Exact quantum 3D cross sections for the Ne+H2+→NeH++H reaction by the hyperspherical method. Comparison with approximate quantum mechanical and classical results
Abstract
Exact, fully converged three-dimensional quantum mechanical cross sections for the title reaction have been computed on the analytical potential energy surface of Pendergast, Heck, Hayes and Jaquet. The close-coupling hyperspherical method of Launay and LeDourneuf has been used for the calculations. Results explicitly shown here correspond to reaction probabilities as a function of total energy and J, integral cross sections and product rotational distributions, for the first three reactant vibrational levels and the ground j=0 reactant rotational level.
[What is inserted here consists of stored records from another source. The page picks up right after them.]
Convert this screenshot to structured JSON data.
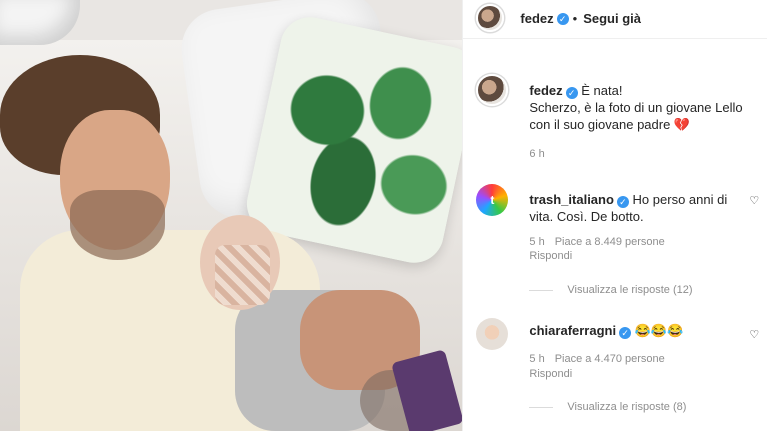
{
  "header": {
    "username": "fedez",
    "separator": "•",
    "follow_label": "Segui già"
  },
  "caption": {
    "username": "fedez",
    "text_line1": "È nata!",
    "text_line2": "Scherzo, è la foto di un giovane Lello",
    "text_line3": "con il suo giovane padre 💔",
    "time": "6 h"
  },
  "comments": [
    {
      "username": "trash_italiano",
      "avatar_letter": "t",
      "text_line1": "Ho perso anni di",
      "text_line2": "vita. Così. De botto.",
      "time": "5 h",
      "likes": "Piace a 8.449 persone",
      "reply_label": "Rispondi",
      "view_replies": "Visualizza le risposte (12)"
    },
    {
      "username": "chiaraferragni",
      "text_line1": "😂😂😂",
      "time": "5 h",
      "likes": "Piace a 4.470 persone",
      "reply_label": "Rispondi",
      "view_replies": "Visualizza le risposte (8)"
    }
  ],
  "icons": {
    "verified": "verified-badge-icon",
    "heart": "heart-icon"
  },
  "colors": {
    "verified_blue": "#3897f0",
    "meta_gray": "#8e8e8e"
  }
}
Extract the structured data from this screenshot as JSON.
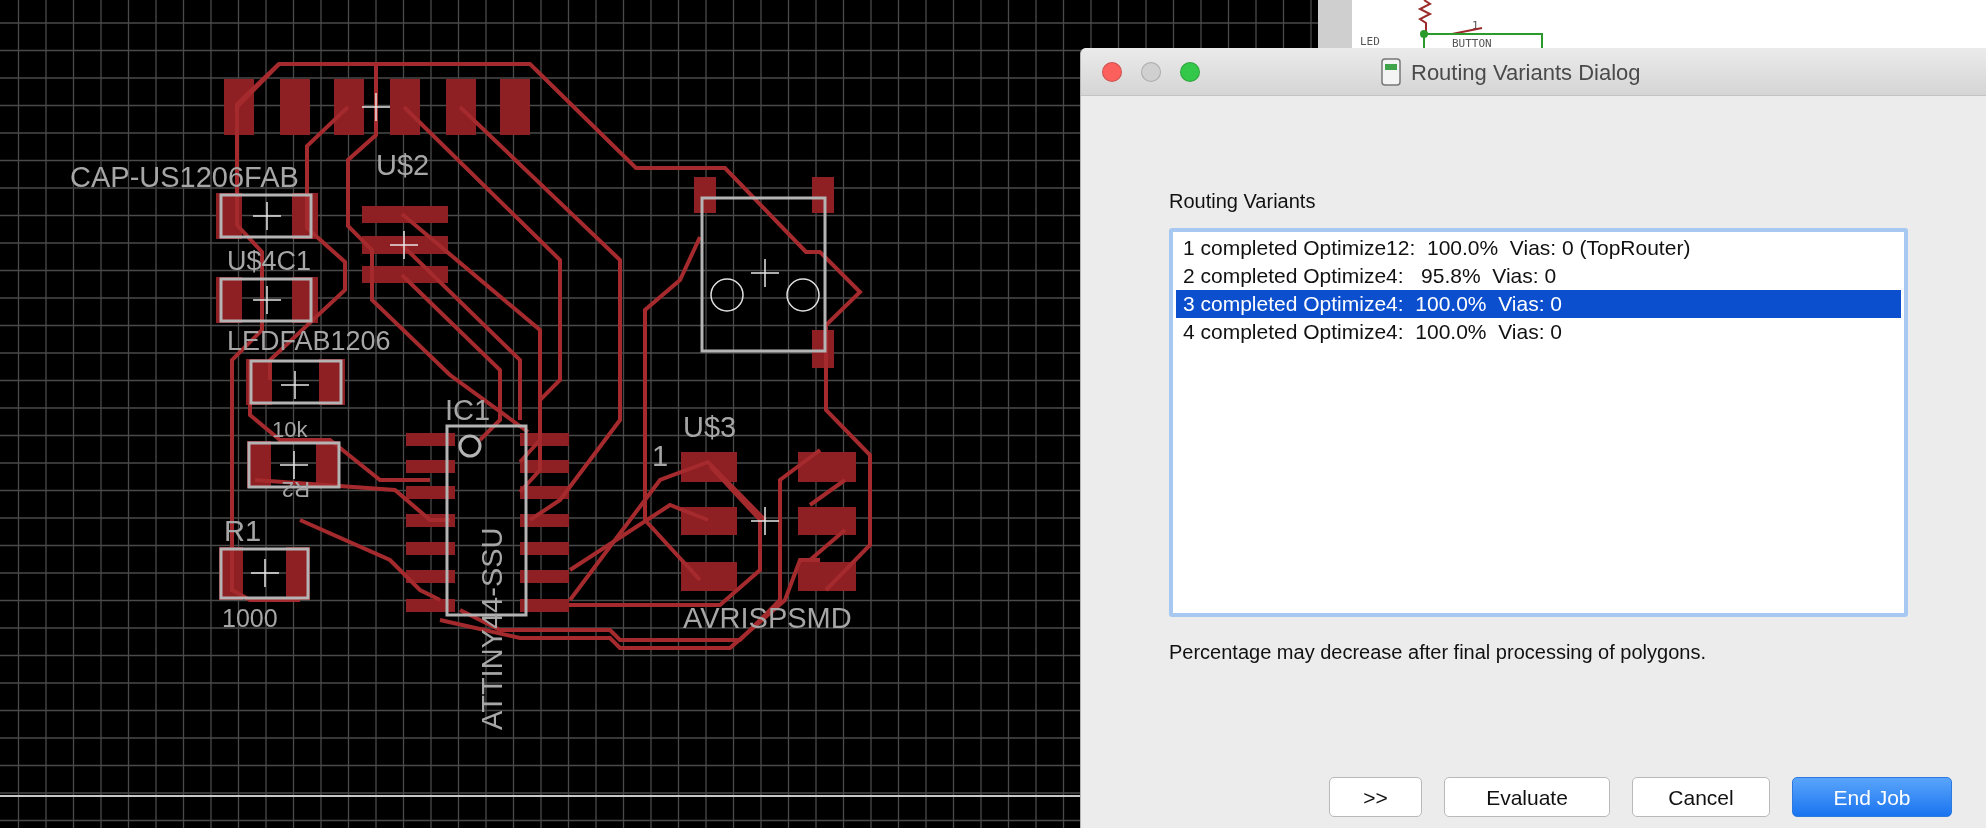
{
  "board": {
    "labels": [
      "CAP-US1206FAB",
      "U$2",
      "U$4C1",
      "LEDFAB1206",
      "10k",
      "R2",
      "R1",
      "1000",
      "IC1",
      "ATTINY44-SSU",
      "U$3",
      "1",
      "AVRISPSMD"
    ]
  },
  "background_window": {
    "labels": [
      "LED",
      "BUTTON",
      "1"
    ]
  },
  "dialog": {
    "title": "Routing Variants Dialog",
    "window_controls": [
      {
        "kind": "close",
        "disabled": false
      },
      {
        "kind": "minimize",
        "disabled": true
      },
      {
        "kind": "zoom",
        "disabled": false
      }
    ],
    "list_label": "Routing Variants",
    "variants": [
      {
        "text": "1 completed Optimize12:  100.0%  Vias: 0 (TopRouter)",
        "selected": false
      },
      {
        "text": "2 completed Optimize4:   95.8%  Vias: 0",
        "selected": false
      },
      {
        "text": "3 completed Optimize4:  100.0%  Vias: 0",
        "selected": true
      },
      {
        "text": "4 completed Optimize4:  100.0%  Vias: 0",
        "selected": false
      }
    ],
    "note": "Percentage may decrease after final processing of polygons.",
    "buttons": [
      {
        "label": ">>",
        "kind": "default"
      },
      {
        "label": "Evaluate",
        "kind": "default"
      },
      {
        "label": "Cancel",
        "kind": "default"
      },
      {
        "label": "End Job",
        "kind": "primary"
      }
    ]
  }
}
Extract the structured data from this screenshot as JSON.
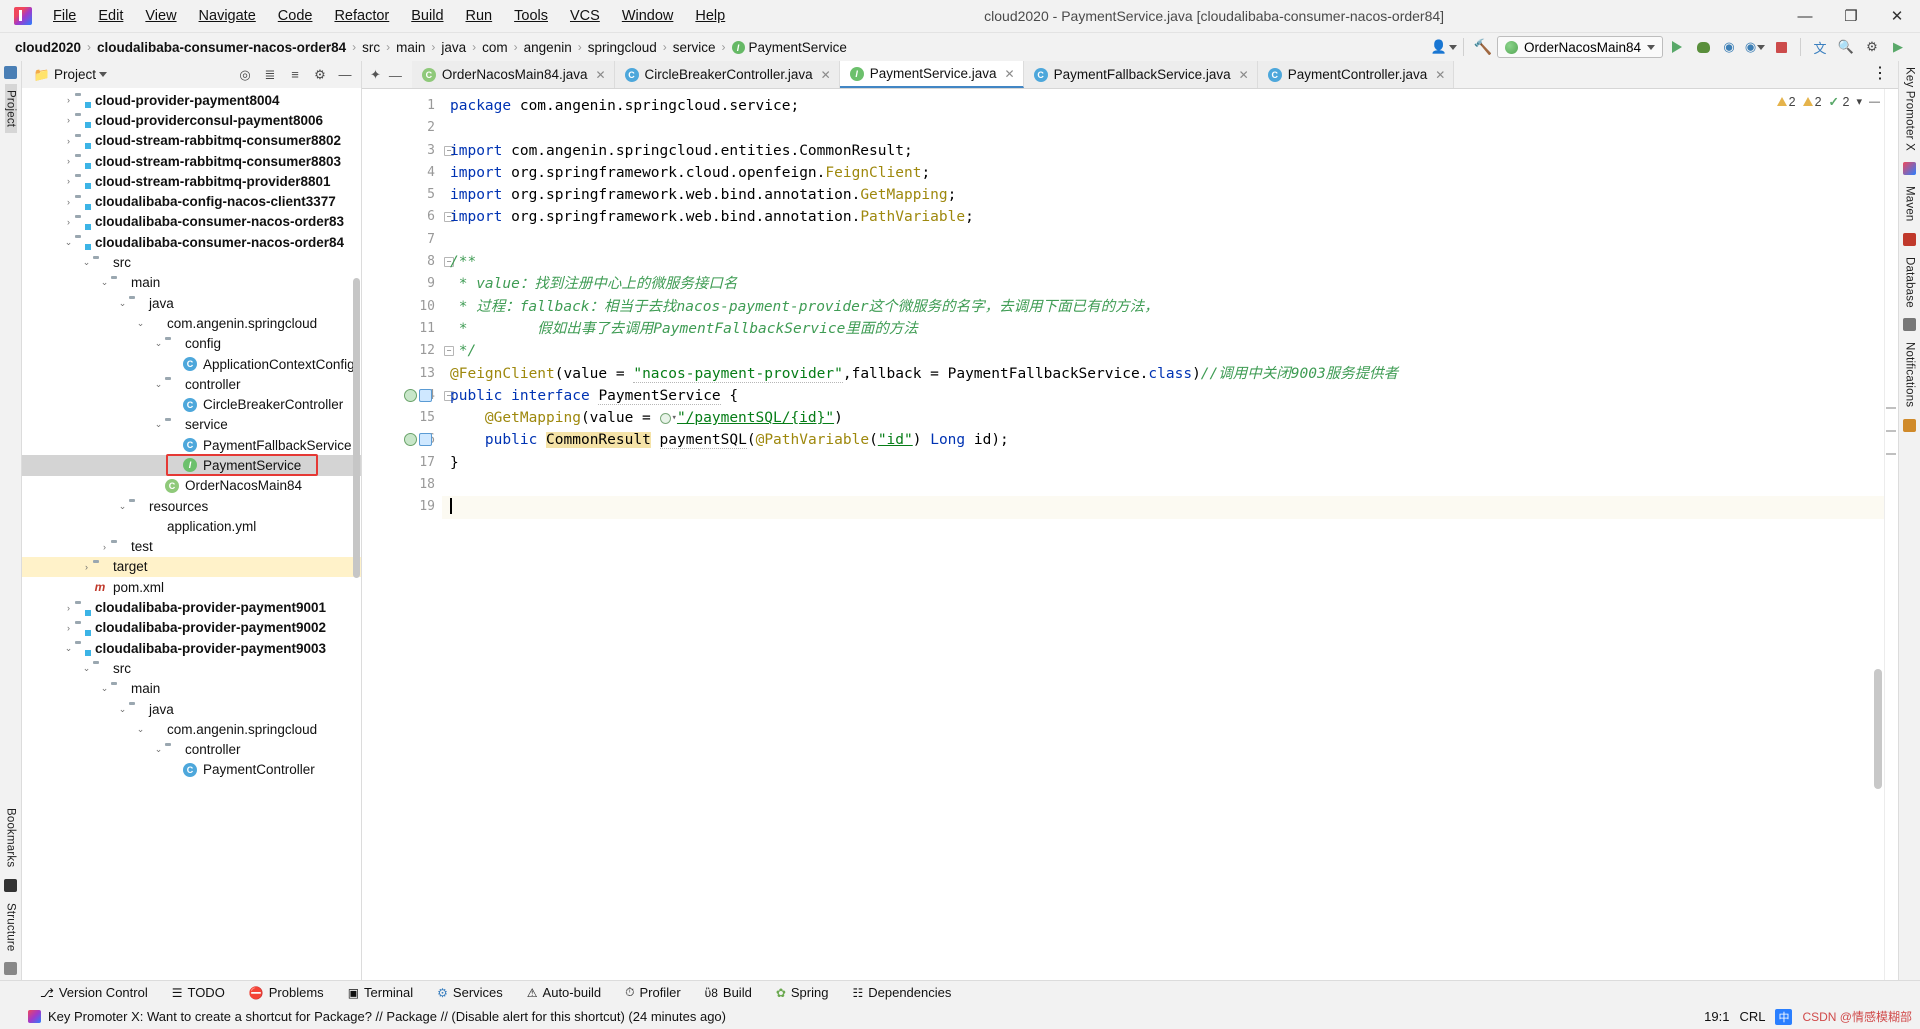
{
  "window": {
    "title": "cloud2020 - PaymentService.java [cloudalibaba-consumer-nacos-order84]",
    "minimize": "—",
    "maximize": "❐",
    "close": "✕"
  },
  "menu": [
    "File",
    "Edit",
    "View",
    "Navigate",
    "Code",
    "Refactor",
    "Build",
    "Run",
    "Tools",
    "VCS",
    "Window",
    "Help"
  ],
  "breadcrumb": {
    "items": [
      "cloud2020",
      "cloudalibaba-consumer-nacos-order84",
      "src",
      "main",
      "java",
      "com",
      "angenin",
      "springcloud",
      "service",
      "PaymentService"
    ],
    "separator": "›",
    "last_icon": "I"
  },
  "toolbar": {
    "run_config": "OrderNacosMain84",
    "icons": [
      "user-dropdown-icon",
      "build-hammer-icon",
      "run-icon",
      "debug-icon",
      "run-with-coverage-icon",
      "profiler-icon",
      "stop-icon",
      "translate-icon",
      "search-icon",
      "settings-icon",
      "ide-help-icon"
    ]
  },
  "project_panel": {
    "title": "Project",
    "header_icons": [
      "select-opened-file-icon",
      "expand-all-icon",
      "collapse-all-icon",
      "settings-icon",
      "hide-icon"
    ],
    "tree": [
      {
        "depth": 2,
        "label": "cloud-provider-payment8004",
        "icon": "module-folder",
        "arrow": "›",
        "bold": true
      },
      {
        "depth": 2,
        "label": "cloud-providerconsul-payment8006",
        "icon": "module-folder",
        "arrow": "›",
        "bold": true
      },
      {
        "depth": 2,
        "label": "cloud-stream-rabbitmq-consumer8802",
        "icon": "module-folder",
        "arrow": "›",
        "bold": true
      },
      {
        "depth": 2,
        "label": "cloud-stream-rabbitmq-consumer8803",
        "icon": "module-folder",
        "arrow": "›",
        "bold": true
      },
      {
        "depth": 2,
        "label": "cloud-stream-rabbitmq-provider8801",
        "icon": "module-folder",
        "arrow": "›",
        "bold": true
      },
      {
        "depth": 2,
        "label": "cloudalibaba-config-nacos-client3377",
        "icon": "module-folder",
        "arrow": "›",
        "bold": true
      },
      {
        "depth": 2,
        "label": "cloudalibaba-consumer-nacos-order83",
        "icon": "module-folder",
        "arrow": "›",
        "bold": true
      },
      {
        "depth": 2,
        "label": "cloudalibaba-consumer-nacos-order84",
        "icon": "module-folder",
        "arrow": "⌄",
        "bold": true
      },
      {
        "depth": 3,
        "label": "src",
        "icon": "source-folder",
        "arrow": "⌄",
        "bold": false
      },
      {
        "depth": 4,
        "label": "main",
        "icon": "folder",
        "arrow": "⌄",
        "bold": false
      },
      {
        "depth": 5,
        "label": "java",
        "icon": "source-folder",
        "arrow": "⌄",
        "bold": false
      },
      {
        "depth": 6,
        "label": "com.angenin.springcloud",
        "icon": "package",
        "arrow": "⌄",
        "bold": false
      },
      {
        "depth": 7,
        "label": "config",
        "icon": "folder",
        "arrow": "⌄",
        "bold": false
      },
      {
        "depth": 8,
        "label": "ApplicationContextConfig",
        "icon": "class",
        "arrow": "",
        "bold": false
      },
      {
        "depth": 7,
        "label": "controller",
        "icon": "folder",
        "arrow": "⌄",
        "bold": false
      },
      {
        "depth": 8,
        "label": "CircleBreakerController",
        "icon": "class",
        "arrow": "",
        "bold": false
      },
      {
        "depth": 7,
        "label": "service",
        "icon": "folder",
        "arrow": "⌄",
        "bold": false
      },
      {
        "depth": 8,
        "label": "PaymentFallbackService",
        "icon": "class",
        "arrow": "",
        "bold": false
      },
      {
        "depth": 8,
        "label": "PaymentService",
        "icon": "interface",
        "arrow": "",
        "bold": false,
        "selected": true,
        "boxed": true
      },
      {
        "depth": 7,
        "label": "OrderNacosMain84",
        "icon": "spring-class",
        "arrow": "",
        "bold": false
      },
      {
        "depth": 5,
        "label": "resources",
        "icon": "resource-folder",
        "arrow": "⌄",
        "bold": false
      },
      {
        "depth": 6,
        "label": "application.yml",
        "icon": "yaml",
        "arrow": "",
        "bold": false
      },
      {
        "depth": 4,
        "label": "test",
        "icon": "test-folder",
        "arrow": "›",
        "bold": false
      },
      {
        "depth": 3,
        "label": "target",
        "icon": "target-folder",
        "arrow": "›",
        "bold": false,
        "highlight": true
      },
      {
        "depth": 3,
        "label": "pom.xml",
        "icon": "maven",
        "arrow": "",
        "bold": false
      },
      {
        "depth": 2,
        "label": "cloudalibaba-provider-payment9001",
        "icon": "module-folder",
        "arrow": "›",
        "bold": true
      },
      {
        "depth": 2,
        "label": "cloudalibaba-provider-payment9002",
        "icon": "module-folder",
        "arrow": "›",
        "bold": true
      },
      {
        "depth": 2,
        "label": "cloudalibaba-provider-payment9003",
        "icon": "module-folder",
        "arrow": "⌄",
        "bold": true
      },
      {
        "depth": 3,
        "label": "src",
        "icon": "folder",
        "arrow": "⌄",
        "bold": false
      },
      {
        "depth": 4,
        "label": "main",
        "icon": "folder",
        "arrow": "⌄",
        "bold": false
      },
      {
        "depth": 5,
        "label": "java",
        "icon": "source-folder",
        "arrow": "⌄",
        "bold": false
      },
      {
        "depth": 6,
        "label": "com.angenin.springcloud",
        "icon": "package",
        "arrow": "⌄",
        "bold": false
      },
      {
        "depth": 7,
        "label": "controller",
        "icon": "folder",
        "arrow": "⌄",
        "bold": false
      },
      {
        "depth": 8,
        "label": "PaymentController",
        "icon": "class",
        "arrow": "",
        "bold": false
      }
    ]
  },
  "tabs": [
    {
      "label": "OrderNacosMain84.java",
      "icon": "spring-class-icon",
      "active": false
    },
    {
      "label": "CircleBreakerController.java",
      "icon": "class-icon",
      "active": false
    },
    {
      "label": "PaymentService.java",
      "icon": "interface-icon",
      "active": true
    },
    {
      "label": "PaymentFallbackService.java",
      "icon": "class-icon",
      "active": false
    },
    {
      "label": "PaymentController.java",
      "icon": "class-icon",
      "active": false
    }
  ],
  "code": {
    "lines": [
      "1",
      "2",
      "3",
      "4",
      "5",
      "6",
      "7",
      "8",
      "9",
      "10",
      "11",
      "12",
      "13",
      "14",
      "15",
      "16",
      "17",
      "18",
      "19"
    ],
    "current_line": 19,
    "text": {
      "l1": "package com.angenin.springcloud.service;",
      "l3": "import com.angenin.springcloud.entities.CommonResult;",
      "l4": "import org.springframework.cloud.openfeign.FeignClient;",
      "l5": "import org.springframework.web.bind.annotation.GetMapping;",
      "l6": "import org.springframework.web.bind.annotation.PathVariable;",
      "l8": "/**",
      "l9": " * value：找到注册中心上的微服务接口名",
      "l10": " * 过程：fallback：相当于去找nacos-payment-provider这个微服务的名字，去调用下面已有的方法，",
      "l11": " *        假如出事了去调用PaymentFallbackService里面的方法",
      "l12": " */",
      "l13": "@FeignClient(value = \"nacos-payment-provider\",fallback = PaymentFallbackService.class)//调用中关闭9003服务提供者",
      "l14": "public interface PaymentService {",
      "l15": "    @GetMapping(value = \"/paymentSQL/{id}\")",
      "l16": "    public CommonResult paymentSQL(@PathVariable(\"id\") Long id);",
      "l17": "}"
    }
  },
  "analysis": {
    "warnings1": "2",
    "warnings2": "2",
    "checks": "2"
  },
  "right_rail": [
    "Key Promoter X",
    "Maven",
    "Database",
    "Notifications"
  ],
  "left_rail": [
    "Project",
    "Bookmarks",
    "Structure"
  ],
  "bottom_tools": [
    {
      "label": "Version Control",
      "icon": "branch-icon"
    },
    {
      "label": "TODO",
      "icon": "list-icon"
    },
    {
      "label": "Problems",
      "icon": "error-icon"
    },
    {
      "label": "Terminal",
      "icon": "terminal-icon"
    },
    {
      "label": "Services",
      "icon": "services-icon"
    },
    {
      "label": "Auto-build",
      "icon": "warning-icon"
    },
    {
      "label": "Profiler",
      "icon": "profiler-icon"
    },
    {
      "label": "Build",
      "icon": "hammer-icon"
    },
    {
      "label": "Spring",
      "icon": "spring-icon"
    },
    {
      "label": "Dependencies",
      "icon": "dependencies-icon"
    }
  ],
  "statusbar": {
    "message": "Key Promoter X: Want to create a shortcut for Package? // Package // (Disable alert for this shortcut) (24 minutes ago)",
    "position": "19:1",
    "line_sep": "CRL",
    "ime": "中",
    "watermark": "CSDN @情感模糊部"
  }
}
Integral cross sections confirm the main experimental findings: (a) vibrational excitation greatly enhances reactivity and (b) the reactivity threshold is near the opening of the v=2 reactant channel. Product rotational distributions show an unimodal shape, with its maximum lying at intermediate values of the open product rotational quantum numbers. Results have been compared with previously available centrifugal sudden (CS) and reactive infinite order sudden (R-IOS) results, as well as with quasiclassical trajectory (QCT) calculations. As a general trend, CS and R-IOS integral cross sections show the same qualitative shape as the exact ones, the CS ones being very close to exact but those of R-IOS are between four and five times lower. The QCT results are three times lower and fail to reproduce the threshold behaviour. CS rotational distributions are slightly hotter than exact ones, while QCT results are closer to the exact ones except for the fact that they populate rotational levels not allowed when considering both the zero-point energy and the total energy conservation.